FOR WOULD-BE EMPLOYEES:

1 Get support

First off, as with any kind of goal, I encourage you to not try to go it alone. Whether you were born with a disability or developed it through an illness or accident, seek support. "We have a lot of resources," Denis offers. "For instance, someone may come to me with a dramatic psychological issue adjusting to a new disability. Others need mobility training or retraining in equipment. We also run pre-employment training courses. It can be isolating to be disabled. We bring people together."

2 Get organised

You need to prepare like everyone else. The NCBI pre-employment training helps participants understand how to craft a proper CV and fine-tune communication skills. You can't expect to be taken seriously if there are typos on your CV or if you haven't planned your answers to basic interview questions. Winning employers over with a killer CV and meaningful interview preparation is essential.

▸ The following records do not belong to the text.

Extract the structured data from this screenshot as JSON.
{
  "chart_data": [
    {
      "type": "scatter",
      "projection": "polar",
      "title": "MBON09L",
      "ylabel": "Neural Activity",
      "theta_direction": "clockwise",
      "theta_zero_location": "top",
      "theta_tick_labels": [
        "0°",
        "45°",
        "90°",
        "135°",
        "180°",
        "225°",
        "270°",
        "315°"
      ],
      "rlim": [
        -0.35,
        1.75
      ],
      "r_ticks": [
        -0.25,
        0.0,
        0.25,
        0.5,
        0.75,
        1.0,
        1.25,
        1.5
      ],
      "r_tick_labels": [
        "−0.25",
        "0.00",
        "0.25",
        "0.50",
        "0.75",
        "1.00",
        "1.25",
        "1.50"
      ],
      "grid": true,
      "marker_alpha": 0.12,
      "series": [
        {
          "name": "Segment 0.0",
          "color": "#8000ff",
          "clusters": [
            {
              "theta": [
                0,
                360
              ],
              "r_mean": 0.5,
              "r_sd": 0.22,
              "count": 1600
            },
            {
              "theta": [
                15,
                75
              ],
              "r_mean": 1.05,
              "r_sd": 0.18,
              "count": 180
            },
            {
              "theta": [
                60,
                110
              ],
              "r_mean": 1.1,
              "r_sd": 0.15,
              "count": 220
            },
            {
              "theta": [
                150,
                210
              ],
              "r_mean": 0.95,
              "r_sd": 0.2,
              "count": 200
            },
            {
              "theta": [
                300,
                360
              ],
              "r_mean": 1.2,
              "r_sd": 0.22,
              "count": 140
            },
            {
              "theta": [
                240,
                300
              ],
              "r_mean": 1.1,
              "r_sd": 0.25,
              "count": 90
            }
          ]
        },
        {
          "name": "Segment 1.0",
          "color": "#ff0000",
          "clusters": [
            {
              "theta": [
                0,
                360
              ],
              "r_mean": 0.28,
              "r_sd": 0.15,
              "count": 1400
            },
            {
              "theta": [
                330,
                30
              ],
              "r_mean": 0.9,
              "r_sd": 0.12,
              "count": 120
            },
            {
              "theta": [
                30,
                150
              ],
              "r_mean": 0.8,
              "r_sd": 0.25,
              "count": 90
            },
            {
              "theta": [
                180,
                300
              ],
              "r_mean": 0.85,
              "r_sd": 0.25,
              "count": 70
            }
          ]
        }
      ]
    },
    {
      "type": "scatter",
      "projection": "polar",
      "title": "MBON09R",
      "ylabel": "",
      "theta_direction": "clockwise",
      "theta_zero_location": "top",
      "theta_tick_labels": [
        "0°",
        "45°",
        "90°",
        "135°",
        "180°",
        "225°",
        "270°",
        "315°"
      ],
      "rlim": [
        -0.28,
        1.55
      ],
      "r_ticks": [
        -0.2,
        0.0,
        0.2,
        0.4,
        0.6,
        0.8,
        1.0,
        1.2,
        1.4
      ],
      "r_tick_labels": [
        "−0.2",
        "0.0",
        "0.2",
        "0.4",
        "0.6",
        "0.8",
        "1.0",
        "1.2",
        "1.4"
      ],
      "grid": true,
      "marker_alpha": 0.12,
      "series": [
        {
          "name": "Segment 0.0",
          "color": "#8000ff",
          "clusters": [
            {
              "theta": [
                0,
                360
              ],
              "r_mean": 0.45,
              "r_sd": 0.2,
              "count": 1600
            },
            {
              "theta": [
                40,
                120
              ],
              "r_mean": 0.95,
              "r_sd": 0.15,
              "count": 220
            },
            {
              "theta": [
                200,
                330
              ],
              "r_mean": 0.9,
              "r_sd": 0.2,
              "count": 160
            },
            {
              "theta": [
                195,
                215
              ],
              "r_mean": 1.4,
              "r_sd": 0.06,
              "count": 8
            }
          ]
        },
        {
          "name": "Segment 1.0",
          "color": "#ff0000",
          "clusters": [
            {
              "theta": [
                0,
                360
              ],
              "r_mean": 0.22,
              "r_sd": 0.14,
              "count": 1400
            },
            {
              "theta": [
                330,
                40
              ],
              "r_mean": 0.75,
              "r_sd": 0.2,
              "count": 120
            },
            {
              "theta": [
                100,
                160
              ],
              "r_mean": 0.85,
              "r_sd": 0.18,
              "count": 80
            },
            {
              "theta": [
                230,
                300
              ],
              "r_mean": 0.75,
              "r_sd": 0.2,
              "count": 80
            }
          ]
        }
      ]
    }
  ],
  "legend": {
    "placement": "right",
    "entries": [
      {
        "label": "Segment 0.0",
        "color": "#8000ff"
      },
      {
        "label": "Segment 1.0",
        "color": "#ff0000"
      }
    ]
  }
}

3 Disclose with discretion

"Some disabilities are not immediately obvious," Denis explains. "A person with a visual disability may not necessarily have a cane or a seeing eye dog." Dazzle during the interview and then politely provide a high-level disclosure after you've impressed.

"Perhaps I should tell you, I have an impairment that won't impact the success of my working life," is a statement Denis suggests.

Land the job, build trust and then offer guidance if there are modifications you need.

FOR WOULD-BE EMPLOYERS:

1 Get rid of outdated misconceptions

In the past, employers might have shoe-horned disabled people into low-level, low-skill jobs. But Denis tells me after his time with NCBI, he's convinced almost anything is possible. He has placed bank officials, insurance clerks and medical professionals, to name a few. "The potential of people is so great. It's best to treat them like any other person applying for a job, not to have preconceived prejudice," he says.

2 Seek ways to accommodate

"Technology is an employer's best friend," states Denis. "We have a whole dedicated section on this and trainers in every county. We can help you find the latest software and hardware, and there are grants available to employees and employers." Communication and co-operation to seek a solution are key.

3 Embrace the opportunity

Firms are constantly competing to attract and retain talent, so why limit your field of candidates? Purposely expanding openings to disabled employees can provide a couple of advantages. First, Denis says disabled employees are extremely loyal: "Often times, people with disabilities tend to stay longer with their employer and are better time trackers." Second, you're improving your diversity and inclusion efforts when you hire someone with a disability. Introducing your team to a variety of people enhances everyone's understanding of each other.

Kyle was the first truly blind person I had met, let alone worked with. He taught me so much and I am better for having known him.